A little later, he says:
“I kept wondering why my mother died. Was it punishment? Did I say the wrong prayer? Didn’t God like me? Didn’t God approve of her? I mean, if God is love, why would he do shit like taking someone’s kid or someone’s mother?” He stared at the bright lights in the stores. The sound of people on the boardwalk and ambient music from the shops floated on the breeze. “Like, for instance, why would God take your father? You were just a little girl. You needed him. Only a monster would take away a kid’s parent. That’s why I think it’s all bullshit. I don’t think there even is a God, you know?”
Rather than reacting in anger, Lins has compassion for both Neil and the people in his mother’s church. She reflects (to herself):
He had been wounded all right – and by well-meaning people. I knew they were well-meaning because I had colleagues and friends like the people in his mother’s church. They had strong beliefs and used certain phrases that were meaningful to them, but couldn’t hear how those things sounded to those outside their circle.
His mixed up background feeds into Neil’s seemingly dual personality. He's quiet and a bit reserved off stage, so Lins' first impression of him is that he is a shy, nervous guy who wants to pick her up by asking her to sing with him. Of course, Patti encourages her to do it.
But when Lins and Neil hit the stage, things change.
I could not have predicted what came next.

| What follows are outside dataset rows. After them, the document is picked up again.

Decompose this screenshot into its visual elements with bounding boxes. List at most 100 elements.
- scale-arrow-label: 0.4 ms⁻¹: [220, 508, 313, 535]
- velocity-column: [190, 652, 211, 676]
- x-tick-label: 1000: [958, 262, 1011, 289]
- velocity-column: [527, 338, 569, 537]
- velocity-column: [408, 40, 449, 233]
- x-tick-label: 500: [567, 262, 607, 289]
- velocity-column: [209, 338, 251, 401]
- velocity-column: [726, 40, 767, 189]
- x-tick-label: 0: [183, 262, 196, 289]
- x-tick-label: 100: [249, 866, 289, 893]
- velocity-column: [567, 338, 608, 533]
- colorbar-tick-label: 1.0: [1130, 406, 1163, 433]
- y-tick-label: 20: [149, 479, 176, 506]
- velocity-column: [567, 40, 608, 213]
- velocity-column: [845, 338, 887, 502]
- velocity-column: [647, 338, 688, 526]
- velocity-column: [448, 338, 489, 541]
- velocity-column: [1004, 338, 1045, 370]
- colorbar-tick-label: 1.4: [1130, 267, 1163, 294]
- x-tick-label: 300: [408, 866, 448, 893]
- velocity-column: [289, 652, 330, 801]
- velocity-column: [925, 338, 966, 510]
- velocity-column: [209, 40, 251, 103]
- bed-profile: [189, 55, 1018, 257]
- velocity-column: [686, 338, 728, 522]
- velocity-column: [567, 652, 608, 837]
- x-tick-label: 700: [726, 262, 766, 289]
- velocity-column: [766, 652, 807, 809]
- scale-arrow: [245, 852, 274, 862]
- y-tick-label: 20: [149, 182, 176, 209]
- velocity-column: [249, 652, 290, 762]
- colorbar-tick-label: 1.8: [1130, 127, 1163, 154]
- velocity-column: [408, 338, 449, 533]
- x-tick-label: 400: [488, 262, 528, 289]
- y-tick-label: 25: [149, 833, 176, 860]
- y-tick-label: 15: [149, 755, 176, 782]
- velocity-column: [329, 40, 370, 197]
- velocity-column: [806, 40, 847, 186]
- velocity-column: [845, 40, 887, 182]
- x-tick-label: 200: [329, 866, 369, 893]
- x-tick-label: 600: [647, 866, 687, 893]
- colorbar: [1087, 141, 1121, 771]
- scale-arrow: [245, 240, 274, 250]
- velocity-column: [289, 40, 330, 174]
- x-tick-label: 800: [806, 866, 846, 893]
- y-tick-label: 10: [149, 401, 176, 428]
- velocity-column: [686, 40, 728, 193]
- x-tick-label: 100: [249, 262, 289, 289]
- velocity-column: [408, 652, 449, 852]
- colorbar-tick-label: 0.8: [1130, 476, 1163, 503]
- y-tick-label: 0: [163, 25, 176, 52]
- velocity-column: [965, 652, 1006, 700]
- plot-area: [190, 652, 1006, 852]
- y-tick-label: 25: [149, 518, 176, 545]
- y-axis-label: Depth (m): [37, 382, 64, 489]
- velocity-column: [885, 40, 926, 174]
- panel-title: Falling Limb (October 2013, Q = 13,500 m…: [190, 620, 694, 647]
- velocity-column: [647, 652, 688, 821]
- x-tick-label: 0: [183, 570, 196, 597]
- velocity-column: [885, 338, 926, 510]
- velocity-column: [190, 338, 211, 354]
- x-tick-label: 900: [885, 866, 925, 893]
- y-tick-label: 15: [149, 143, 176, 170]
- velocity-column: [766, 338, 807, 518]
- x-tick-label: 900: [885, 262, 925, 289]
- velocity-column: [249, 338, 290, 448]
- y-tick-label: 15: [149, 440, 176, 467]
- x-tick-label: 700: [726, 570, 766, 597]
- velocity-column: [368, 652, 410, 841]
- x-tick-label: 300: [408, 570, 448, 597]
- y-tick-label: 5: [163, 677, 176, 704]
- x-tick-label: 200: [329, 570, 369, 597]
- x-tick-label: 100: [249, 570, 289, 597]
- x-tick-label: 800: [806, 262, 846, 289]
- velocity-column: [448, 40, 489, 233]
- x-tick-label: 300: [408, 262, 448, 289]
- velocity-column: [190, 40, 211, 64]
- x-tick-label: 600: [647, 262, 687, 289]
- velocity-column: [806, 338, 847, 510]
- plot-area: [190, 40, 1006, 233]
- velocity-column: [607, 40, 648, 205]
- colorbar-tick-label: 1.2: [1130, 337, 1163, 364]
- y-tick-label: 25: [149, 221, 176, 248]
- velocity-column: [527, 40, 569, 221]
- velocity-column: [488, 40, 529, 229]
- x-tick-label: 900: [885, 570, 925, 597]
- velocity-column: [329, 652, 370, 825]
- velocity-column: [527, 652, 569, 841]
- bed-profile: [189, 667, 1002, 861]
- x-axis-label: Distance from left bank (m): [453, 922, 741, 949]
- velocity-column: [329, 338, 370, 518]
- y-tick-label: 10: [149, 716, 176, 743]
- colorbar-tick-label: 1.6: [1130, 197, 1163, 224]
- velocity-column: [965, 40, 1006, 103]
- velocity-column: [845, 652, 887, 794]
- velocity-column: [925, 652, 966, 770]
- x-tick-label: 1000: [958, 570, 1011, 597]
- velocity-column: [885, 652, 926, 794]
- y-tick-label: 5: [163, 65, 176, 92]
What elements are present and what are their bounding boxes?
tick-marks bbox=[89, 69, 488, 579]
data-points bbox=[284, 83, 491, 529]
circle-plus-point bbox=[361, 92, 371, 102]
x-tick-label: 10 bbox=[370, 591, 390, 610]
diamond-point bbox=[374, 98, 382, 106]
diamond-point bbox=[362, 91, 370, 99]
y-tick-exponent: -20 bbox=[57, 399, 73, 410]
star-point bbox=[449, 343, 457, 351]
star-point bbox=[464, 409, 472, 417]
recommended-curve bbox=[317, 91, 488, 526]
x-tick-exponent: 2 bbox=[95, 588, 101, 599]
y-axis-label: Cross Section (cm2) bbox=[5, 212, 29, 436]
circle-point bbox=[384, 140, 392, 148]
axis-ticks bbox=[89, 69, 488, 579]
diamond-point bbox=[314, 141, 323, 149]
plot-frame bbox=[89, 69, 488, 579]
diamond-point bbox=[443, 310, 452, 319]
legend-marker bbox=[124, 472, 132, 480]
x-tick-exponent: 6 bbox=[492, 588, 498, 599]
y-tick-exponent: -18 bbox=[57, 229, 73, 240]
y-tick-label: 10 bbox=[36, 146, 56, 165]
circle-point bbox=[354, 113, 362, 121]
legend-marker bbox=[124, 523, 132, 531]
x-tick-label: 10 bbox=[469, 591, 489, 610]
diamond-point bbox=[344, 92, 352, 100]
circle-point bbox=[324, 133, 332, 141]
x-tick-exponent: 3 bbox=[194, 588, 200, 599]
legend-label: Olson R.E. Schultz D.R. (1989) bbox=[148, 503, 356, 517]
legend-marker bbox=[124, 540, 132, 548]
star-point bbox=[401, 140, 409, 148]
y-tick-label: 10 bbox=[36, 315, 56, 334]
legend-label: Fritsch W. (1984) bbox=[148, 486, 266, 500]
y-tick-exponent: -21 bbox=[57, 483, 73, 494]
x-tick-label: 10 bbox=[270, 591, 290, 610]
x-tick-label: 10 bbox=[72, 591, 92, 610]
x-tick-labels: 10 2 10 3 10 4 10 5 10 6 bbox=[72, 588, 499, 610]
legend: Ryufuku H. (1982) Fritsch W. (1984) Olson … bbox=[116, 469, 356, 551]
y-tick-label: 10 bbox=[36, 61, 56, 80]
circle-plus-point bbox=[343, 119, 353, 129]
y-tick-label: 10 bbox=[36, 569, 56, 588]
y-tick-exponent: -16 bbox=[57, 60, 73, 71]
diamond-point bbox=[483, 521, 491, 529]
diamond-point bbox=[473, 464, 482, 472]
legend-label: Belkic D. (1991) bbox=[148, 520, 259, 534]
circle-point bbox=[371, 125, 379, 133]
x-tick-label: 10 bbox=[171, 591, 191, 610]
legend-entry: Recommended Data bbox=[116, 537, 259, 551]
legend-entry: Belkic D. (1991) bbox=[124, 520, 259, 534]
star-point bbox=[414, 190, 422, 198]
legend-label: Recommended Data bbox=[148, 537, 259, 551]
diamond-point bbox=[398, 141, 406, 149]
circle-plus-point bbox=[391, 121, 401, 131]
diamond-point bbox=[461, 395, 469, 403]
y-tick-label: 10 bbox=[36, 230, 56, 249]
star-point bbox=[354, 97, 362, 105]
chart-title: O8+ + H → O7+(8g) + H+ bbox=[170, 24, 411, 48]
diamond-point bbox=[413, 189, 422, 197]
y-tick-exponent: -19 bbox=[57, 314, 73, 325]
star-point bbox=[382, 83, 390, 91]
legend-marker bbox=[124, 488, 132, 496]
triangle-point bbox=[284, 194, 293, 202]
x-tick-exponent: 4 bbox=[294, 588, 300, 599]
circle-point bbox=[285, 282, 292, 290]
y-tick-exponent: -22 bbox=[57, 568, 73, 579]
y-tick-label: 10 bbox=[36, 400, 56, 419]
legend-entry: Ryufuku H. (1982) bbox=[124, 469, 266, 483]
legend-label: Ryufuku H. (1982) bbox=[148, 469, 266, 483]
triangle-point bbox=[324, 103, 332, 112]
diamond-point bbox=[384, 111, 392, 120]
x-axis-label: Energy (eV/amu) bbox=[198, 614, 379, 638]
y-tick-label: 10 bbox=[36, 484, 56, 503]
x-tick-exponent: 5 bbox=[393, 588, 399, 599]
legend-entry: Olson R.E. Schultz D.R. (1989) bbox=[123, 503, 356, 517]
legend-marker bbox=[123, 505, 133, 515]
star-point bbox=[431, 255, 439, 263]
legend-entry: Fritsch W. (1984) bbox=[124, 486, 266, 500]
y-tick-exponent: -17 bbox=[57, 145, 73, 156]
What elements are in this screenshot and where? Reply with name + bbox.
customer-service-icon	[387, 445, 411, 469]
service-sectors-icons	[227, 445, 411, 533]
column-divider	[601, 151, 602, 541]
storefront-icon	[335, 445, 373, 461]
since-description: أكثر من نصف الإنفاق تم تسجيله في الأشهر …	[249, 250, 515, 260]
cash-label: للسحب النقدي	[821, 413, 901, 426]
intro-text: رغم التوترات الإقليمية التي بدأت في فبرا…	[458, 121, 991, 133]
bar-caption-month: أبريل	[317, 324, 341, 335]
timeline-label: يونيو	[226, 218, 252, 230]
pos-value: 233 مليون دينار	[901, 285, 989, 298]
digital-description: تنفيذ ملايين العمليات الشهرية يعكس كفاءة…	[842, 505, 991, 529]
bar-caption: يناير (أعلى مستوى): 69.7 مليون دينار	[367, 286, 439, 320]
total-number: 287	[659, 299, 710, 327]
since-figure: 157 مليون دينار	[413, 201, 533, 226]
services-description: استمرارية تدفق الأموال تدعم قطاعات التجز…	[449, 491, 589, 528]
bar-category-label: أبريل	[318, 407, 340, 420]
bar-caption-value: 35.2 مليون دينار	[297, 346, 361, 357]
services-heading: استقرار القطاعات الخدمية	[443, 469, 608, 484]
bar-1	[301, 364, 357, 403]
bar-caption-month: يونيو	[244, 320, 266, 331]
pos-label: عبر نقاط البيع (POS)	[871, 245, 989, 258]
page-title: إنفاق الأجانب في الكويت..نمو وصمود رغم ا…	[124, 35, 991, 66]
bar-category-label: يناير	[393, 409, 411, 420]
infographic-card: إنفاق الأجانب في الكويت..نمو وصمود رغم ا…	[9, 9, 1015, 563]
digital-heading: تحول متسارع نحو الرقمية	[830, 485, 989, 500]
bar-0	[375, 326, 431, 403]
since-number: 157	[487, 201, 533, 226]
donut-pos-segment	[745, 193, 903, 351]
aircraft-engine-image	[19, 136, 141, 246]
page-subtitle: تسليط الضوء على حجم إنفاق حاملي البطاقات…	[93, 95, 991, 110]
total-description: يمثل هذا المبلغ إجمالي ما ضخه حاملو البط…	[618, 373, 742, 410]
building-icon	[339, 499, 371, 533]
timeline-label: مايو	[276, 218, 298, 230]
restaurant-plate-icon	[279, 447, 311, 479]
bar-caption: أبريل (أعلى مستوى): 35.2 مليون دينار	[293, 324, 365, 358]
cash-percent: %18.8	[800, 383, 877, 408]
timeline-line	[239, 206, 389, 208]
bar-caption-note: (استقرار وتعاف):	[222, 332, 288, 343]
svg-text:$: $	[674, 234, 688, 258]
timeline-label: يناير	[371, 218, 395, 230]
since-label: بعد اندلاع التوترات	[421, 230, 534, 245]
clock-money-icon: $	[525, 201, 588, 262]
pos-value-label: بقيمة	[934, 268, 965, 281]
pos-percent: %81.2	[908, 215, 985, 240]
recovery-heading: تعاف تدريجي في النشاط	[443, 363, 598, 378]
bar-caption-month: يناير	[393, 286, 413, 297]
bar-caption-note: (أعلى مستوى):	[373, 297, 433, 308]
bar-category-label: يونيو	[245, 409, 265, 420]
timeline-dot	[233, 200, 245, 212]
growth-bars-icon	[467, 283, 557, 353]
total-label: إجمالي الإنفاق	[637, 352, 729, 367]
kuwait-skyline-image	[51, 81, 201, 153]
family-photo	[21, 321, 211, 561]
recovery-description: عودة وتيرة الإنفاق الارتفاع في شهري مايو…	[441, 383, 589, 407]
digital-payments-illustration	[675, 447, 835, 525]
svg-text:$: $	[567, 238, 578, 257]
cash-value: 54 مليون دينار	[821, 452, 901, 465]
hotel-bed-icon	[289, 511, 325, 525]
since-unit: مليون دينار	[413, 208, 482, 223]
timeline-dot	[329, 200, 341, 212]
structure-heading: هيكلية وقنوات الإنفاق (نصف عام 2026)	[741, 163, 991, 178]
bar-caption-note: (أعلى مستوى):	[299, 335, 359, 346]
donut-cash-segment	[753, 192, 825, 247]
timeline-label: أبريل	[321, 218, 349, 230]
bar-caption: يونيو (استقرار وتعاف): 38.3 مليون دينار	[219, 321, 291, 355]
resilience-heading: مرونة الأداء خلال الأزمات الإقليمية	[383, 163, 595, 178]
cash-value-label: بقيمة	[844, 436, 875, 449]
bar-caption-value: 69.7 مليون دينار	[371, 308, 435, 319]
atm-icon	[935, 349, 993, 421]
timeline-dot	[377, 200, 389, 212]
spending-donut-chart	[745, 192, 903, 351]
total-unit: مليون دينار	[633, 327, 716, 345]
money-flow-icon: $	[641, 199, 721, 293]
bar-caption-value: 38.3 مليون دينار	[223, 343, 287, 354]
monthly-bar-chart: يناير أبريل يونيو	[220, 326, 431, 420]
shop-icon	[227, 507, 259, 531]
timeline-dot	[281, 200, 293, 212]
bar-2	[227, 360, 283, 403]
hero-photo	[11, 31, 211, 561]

This middle-aged guy took charge. His sang the first verse in a controlled manner. When we hit the chorus, though, he switched to full-on powerful. And he had range, effortlessly hitting the low notes and the high notes. I had to work to keep up and provide the harmonies.
…He had, I thought, an amazing expression and demeanor. It was perfect for a man fronting a rock band.
At the end of the number, Lins reflects:
He had been in control, powerful, and passionate up there. It was like sex – only with music. At the end of our number, I almost expected him to light a cigarette and ask, “Was it good for you?” And I would have told him that it was incredibly good song-sex.
Hmm... chemistry. Lots of it.
But, hey, this is a romance., Things can’t go smoothly right?
So, they don’t. Big time.
First of all, Lins knows that Neil is an agnostic or atheist, she can’t bring herself to tell him that she’s a pastor. She keeps her vocation a secret because she can’t figure out how to tell him.
When he asks her to join the band, Lins is thrown into a crisis. Is this the change God has in mind for her? Whoever heard of that? It doesn't make sense. But she likes the guy...
As for Neil, he's divorced. He got a girl named Ginger pregnant, married her (because it was the right thing to do, he says), and became the parent of a little girl, Penelope, or Penny for short. But the marriage soured and the couple split. Lins sees the tension that exists between Neil and Ginger. Ginger has full custody of Penny and is strict about how often their daughter can see Neil, because she considers him to be irresponsible. Does she want that in her life?
And there’s one more tension: Neil has a sister has a problem with addiction, something Lins learns mid-story.
And that’s where I’m going to let this blog rest, because, as River Song tells the Doctor, “Spoilers, sweetie.”
You’ll just have to read the book to see if Neil and Lins rock off into the sunset together.